Reviews of Otherwise, Soft White Ash
I haven’t even mentioned the many other fascinating things about this text: how the color green almost becomes a character, the focus toward and philosophical musings on language, Allen’s cutting sense of humor coupled with an intelligent eroticism. The more I engage the book, the more I find to enjoy. If the words on the page are miner’s tools, as Allen says, then we as readers are asked to do our share of digging. It’s not a breezy read, but trust me when I say that digging is rewarded. It’s a layered debut, one which pleasures and pains, one that shows the animal and human thriving within us.
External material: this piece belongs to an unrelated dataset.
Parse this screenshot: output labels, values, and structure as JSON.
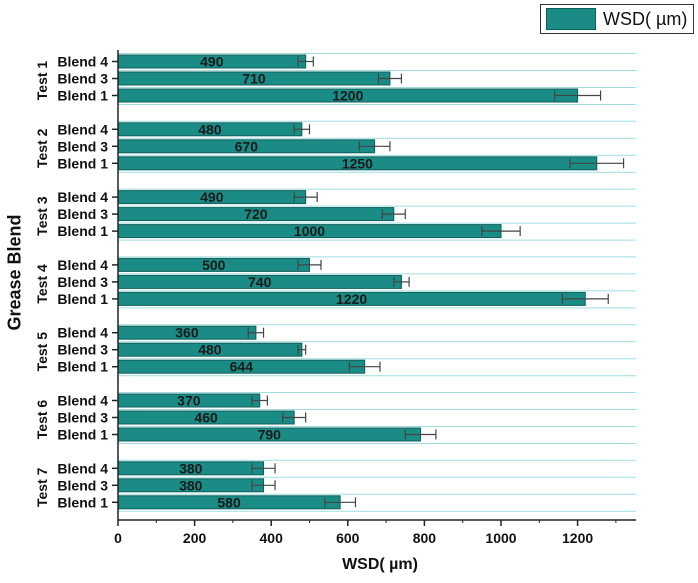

- Michael Scheltzer, Rattle
...the author’s revelations are more of a Rorschach inkblot, evidence of how poetry with insight and clarity will expose the mythologies we are caught in. The courageous honesty in the author’s approach is surprisingly uplifting and is very relevant to our cynical doom and gloom culture. It makes me believe, even momentarily, maybe poetry’s main purpose is (or should be) a reconciliatory one, overcoming loss through the ability to express that loss: in other words, there is a healing aspect in Allen’s language.
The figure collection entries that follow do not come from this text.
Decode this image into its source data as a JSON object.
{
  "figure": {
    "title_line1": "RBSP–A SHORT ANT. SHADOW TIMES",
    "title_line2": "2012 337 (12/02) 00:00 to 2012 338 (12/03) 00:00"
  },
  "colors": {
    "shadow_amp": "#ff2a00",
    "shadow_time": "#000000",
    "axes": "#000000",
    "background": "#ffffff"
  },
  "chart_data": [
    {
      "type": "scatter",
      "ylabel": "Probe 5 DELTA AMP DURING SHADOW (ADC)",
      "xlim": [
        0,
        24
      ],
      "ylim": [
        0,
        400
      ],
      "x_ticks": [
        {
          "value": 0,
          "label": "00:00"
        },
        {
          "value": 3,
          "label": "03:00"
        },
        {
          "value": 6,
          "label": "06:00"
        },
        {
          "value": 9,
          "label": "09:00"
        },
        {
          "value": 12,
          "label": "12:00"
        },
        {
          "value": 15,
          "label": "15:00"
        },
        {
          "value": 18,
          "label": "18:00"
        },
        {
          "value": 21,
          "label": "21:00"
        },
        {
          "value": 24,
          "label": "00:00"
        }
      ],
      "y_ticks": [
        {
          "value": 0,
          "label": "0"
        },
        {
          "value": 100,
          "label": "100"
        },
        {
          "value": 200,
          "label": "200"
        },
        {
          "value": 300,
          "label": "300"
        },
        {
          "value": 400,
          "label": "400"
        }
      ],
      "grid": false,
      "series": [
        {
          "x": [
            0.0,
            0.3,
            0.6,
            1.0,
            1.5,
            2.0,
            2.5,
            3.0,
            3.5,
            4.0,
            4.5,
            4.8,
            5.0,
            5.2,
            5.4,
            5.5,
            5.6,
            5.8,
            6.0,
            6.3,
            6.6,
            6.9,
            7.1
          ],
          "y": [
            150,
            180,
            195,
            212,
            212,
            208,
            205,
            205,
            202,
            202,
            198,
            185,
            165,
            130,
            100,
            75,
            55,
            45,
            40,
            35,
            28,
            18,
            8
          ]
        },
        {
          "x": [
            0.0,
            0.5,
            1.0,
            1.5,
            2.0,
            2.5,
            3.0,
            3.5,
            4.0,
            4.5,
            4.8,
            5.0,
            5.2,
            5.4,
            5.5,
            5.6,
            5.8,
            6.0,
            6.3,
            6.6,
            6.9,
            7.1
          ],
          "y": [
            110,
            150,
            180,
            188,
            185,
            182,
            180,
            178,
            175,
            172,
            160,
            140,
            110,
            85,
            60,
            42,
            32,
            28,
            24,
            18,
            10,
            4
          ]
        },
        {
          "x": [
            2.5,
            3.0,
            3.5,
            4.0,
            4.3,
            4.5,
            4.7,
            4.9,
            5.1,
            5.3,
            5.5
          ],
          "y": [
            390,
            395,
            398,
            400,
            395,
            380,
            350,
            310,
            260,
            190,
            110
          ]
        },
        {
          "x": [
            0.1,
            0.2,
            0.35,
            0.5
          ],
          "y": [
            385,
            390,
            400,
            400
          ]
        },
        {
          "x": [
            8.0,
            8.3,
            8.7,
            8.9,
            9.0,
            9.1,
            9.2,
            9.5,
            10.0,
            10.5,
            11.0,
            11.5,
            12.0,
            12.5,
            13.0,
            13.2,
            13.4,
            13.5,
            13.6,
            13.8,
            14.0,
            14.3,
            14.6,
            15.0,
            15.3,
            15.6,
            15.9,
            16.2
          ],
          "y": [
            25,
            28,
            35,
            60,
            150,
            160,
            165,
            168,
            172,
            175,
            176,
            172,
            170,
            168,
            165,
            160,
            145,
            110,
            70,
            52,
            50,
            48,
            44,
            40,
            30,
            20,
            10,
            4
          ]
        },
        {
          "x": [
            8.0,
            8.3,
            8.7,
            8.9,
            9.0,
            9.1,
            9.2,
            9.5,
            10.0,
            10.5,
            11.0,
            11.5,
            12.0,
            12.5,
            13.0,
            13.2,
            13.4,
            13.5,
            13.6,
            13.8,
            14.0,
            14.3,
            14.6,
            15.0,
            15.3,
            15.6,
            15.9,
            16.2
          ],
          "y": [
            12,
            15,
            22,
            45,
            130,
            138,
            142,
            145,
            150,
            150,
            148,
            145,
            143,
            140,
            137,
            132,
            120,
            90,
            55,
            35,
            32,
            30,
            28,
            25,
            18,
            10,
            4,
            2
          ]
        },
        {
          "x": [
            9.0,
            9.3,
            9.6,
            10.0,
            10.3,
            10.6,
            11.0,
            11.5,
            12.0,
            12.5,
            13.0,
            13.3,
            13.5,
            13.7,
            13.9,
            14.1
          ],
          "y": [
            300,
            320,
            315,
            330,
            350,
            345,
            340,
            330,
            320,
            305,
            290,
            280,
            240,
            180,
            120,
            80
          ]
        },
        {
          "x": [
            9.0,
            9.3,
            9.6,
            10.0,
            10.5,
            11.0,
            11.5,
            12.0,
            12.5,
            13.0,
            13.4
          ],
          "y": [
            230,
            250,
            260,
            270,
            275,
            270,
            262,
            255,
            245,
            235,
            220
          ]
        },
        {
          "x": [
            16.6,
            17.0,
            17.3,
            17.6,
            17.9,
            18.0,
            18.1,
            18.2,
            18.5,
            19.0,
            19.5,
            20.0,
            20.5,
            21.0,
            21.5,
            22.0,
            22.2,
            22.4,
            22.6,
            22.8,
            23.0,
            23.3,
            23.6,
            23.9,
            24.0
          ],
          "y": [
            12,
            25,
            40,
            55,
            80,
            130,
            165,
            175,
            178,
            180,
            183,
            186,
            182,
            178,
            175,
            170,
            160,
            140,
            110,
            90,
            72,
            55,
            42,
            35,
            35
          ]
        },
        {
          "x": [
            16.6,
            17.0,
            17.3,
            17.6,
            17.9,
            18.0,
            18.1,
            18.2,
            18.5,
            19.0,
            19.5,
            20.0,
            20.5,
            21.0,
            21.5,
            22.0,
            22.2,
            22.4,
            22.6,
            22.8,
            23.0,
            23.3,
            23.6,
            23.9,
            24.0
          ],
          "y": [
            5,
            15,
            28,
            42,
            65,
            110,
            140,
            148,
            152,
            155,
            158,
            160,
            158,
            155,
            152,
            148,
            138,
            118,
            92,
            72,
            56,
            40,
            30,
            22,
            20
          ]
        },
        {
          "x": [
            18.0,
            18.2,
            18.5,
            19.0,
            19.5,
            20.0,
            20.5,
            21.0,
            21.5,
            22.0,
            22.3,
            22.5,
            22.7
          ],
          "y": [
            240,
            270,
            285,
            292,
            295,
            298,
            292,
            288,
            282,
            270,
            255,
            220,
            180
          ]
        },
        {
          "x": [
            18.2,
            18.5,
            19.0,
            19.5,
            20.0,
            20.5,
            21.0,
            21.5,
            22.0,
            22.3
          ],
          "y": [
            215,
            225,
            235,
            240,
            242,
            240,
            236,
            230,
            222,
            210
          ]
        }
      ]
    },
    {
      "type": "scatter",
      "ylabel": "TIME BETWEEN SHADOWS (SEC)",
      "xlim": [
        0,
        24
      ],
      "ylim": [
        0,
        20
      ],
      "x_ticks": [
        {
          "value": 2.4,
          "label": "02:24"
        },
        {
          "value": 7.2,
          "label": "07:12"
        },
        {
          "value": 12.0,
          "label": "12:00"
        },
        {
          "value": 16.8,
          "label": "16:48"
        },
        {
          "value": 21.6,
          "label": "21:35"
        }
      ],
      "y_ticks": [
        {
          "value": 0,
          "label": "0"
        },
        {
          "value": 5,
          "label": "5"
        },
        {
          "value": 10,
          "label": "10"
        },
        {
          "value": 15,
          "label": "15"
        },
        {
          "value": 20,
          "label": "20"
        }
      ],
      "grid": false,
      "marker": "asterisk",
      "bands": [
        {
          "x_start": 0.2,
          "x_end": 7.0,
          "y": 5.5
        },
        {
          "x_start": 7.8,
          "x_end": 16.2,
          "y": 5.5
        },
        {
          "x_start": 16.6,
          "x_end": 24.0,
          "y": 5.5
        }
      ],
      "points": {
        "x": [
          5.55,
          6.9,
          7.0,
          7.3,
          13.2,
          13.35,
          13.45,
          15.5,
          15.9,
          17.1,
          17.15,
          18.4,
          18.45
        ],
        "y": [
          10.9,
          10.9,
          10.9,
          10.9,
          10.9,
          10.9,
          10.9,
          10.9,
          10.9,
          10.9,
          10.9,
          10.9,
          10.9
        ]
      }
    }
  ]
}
-Melanie Moro-Huber, New York Quarterly
These poems, along with the collection's two prose pieces, will make you drunk enough to dance on a table, but then shame you for enjoying yourself so much. But if Otherwise, Soft White Ash teaches a reader anything, it's that there's no shame in joy and you should find joy in realizing shame, and then, no matter if it takes generations, change. Kelli Allen refers to her book as a "creature." What does that make the poems? Little monsters? Unmanageable beetles eating away at a godly burning bush? Beaten bastards that you feed fish heads in the attic? They're not, though. Our poetess made sure of that. They're fireflies that give off an unnerving amount of light, more than our glow-in-the-dark watches and bright ideas illuminate; they're flashes that make sense of the world.